In 1919 promoveerde hij bij prof. dr. van der Hoeven in Leiden op het proefschrift ‘Het Skoliosebekken’ en in 1923 werd hij benoemd tot Privaatdocent aan de Rijksuniversiteit Leiden in de ‘Wetenschap der Lichamelijke Opvoeding’. Zijn openbare les eindigde hij met: “Vergun mij het voorkomen van orthopaedische afwijkingen onder den aandacht der studenten te mogen brengen”. Hij was een der eersten die preventie door lichamelijke opvoeding en sport inzag, dus hoe belangrijk goed bewegen is bij het voorkomen van blessures. Samen met Van Breemen, Buytendijk, Snapper e.a. was hij in 1921 medeoprichter van de ‘Nederlandsche Geneeskundige Vereeniging voor Lichamelijke Opvoeding en Sport”, waarvan alleen artsen lid konden worden, de voorloper van de VSG.
Hij was een baanbreker voor de Medische Sportkeuring en was in 1927 initiator en oprichter van het Haagsche Bureau voor Medische Sportkeuring, het eerste in Nederland. Het wekte dan ook geen verwondering dat deze buitengewone man tijdens de oprichtingsvergadering van de AIMS, nu FIMS, op 14 februari 1928 in St. Moritz werd gekozen tot secretaris van de Internationale Congrescommissie voor het eerste Wereldcongres Sportgeneeskunde, in Amsterdam tijdens de Olympische Spelen in 1928. In 1931 werd Herman Reijs tot voorzitter van het K.N.G.V. gekozen, van welke vereniging hij jarenlang een stuwende kracht zou zijn. Een jaar later werd hij door koningin Wilhelmina tot Ridder in de Orde van Oranje Nassau benoemd. Daar bleef het niet bij want in 1948, het jaar van zijn overlijden, werd hij bevorderd tot Officier in deze orde. Ook in het buitenland had hij een zeer goede naam. Door de Franse regering werd hij wegens zijn verdiensten voor de Lichamelijke Opvoeding en Sport onderscheiden met ‘Une médaille d’honneur d’or de l’éducation physique’ en door de Tsjechische regering werd hij onderscheiden met de ‘Officiersorde van de Witte Leeuw’.

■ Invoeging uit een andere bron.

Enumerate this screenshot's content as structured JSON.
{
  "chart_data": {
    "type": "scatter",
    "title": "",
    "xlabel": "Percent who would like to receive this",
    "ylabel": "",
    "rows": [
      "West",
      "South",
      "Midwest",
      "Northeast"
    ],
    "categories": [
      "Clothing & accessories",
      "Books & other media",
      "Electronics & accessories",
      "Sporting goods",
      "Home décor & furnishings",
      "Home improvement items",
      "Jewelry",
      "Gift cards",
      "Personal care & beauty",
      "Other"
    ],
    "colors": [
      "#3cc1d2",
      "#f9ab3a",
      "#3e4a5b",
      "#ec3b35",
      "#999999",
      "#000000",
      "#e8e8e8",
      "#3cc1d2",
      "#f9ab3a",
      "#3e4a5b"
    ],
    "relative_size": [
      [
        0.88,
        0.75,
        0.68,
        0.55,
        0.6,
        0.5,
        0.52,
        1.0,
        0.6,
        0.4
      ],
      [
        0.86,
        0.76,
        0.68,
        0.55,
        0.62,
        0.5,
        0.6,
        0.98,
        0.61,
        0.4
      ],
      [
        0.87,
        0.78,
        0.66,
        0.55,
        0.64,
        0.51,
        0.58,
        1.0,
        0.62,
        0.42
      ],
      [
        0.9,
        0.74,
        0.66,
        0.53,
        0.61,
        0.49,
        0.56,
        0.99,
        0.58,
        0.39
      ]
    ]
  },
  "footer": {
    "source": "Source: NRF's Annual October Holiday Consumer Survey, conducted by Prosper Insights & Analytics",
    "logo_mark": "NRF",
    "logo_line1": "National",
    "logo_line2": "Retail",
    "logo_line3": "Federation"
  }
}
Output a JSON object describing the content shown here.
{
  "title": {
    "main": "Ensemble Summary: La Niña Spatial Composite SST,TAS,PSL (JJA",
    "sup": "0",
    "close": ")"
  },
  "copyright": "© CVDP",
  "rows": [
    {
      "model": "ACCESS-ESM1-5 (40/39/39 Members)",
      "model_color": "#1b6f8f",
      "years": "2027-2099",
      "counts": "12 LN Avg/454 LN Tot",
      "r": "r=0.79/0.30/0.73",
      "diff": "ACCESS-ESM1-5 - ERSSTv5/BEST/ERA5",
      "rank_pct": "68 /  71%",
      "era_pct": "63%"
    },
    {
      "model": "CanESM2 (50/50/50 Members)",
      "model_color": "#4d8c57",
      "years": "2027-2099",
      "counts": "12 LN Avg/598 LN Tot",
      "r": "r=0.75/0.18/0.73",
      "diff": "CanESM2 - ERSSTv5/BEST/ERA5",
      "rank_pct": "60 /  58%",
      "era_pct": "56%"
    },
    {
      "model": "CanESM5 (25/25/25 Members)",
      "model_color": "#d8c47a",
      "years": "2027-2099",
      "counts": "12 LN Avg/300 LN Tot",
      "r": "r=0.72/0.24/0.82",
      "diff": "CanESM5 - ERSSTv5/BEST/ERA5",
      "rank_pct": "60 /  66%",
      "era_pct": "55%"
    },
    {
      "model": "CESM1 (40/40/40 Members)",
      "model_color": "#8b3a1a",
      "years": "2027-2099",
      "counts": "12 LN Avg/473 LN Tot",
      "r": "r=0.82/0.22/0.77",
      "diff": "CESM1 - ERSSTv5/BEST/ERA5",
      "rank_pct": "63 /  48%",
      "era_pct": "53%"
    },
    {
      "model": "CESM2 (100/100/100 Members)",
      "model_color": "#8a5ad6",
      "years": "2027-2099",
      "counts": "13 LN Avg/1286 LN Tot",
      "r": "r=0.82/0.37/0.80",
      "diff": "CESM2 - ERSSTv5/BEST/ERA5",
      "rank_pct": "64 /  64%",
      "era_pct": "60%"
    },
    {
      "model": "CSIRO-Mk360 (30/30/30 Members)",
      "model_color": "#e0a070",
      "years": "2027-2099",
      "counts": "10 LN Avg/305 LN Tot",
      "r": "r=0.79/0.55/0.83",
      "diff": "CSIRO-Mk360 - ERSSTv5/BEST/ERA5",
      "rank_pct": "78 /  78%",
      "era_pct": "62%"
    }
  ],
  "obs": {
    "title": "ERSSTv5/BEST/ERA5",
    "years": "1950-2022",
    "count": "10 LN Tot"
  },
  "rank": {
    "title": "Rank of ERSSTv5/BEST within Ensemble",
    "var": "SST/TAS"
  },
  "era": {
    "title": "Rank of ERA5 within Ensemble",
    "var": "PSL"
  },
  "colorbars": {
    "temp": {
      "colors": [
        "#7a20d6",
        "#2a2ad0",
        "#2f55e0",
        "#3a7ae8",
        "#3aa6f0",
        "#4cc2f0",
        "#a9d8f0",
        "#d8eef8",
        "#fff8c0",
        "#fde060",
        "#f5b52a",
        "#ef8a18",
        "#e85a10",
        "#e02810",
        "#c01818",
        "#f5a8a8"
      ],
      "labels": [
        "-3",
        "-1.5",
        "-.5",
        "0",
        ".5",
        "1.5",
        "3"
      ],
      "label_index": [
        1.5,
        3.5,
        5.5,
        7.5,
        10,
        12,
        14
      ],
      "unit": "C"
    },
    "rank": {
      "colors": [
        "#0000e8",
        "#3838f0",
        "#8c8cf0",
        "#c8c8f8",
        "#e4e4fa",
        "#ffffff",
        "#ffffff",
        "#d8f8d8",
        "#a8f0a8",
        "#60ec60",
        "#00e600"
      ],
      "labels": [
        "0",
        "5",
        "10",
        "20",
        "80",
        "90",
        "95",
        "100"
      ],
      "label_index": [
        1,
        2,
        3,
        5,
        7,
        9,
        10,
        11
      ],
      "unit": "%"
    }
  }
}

Herman Reijs heeft veel lezingen gehouden en veel gepubliceerd over lichamelijke opvoeding, anatomie en bewegingsfysiologie. Vanaf 1938 was hij lid van de redactie van de “Geneeskundige Gids”. Zijn laatste publicatie was het hoofdstuk ‘Sportphysiologie’ in het ‘Nederlands Leerboek der Physiologie’ in 1948. Zijn dochter Johanna Maria Reijs (1912-1997) werd bekend als ‘Dokter Ankie’. Zij was bestuurslid van het eerste VSG bestuur en nam tijdens de eerste ALV (oktober 1965) de voorzittershamer over van Jan Jongh, voor wie het voorzitterschap van de VSG niet te combineren was met het voorzitterschap van de Federatie van Bureau Medische Sportkeuring. Zij was voorzitter van 1965-1972. Zij was meer dan 40 jaar verbonden als docente aan de HALO en lange tijd directeur van de opleiding Fysiotherapie.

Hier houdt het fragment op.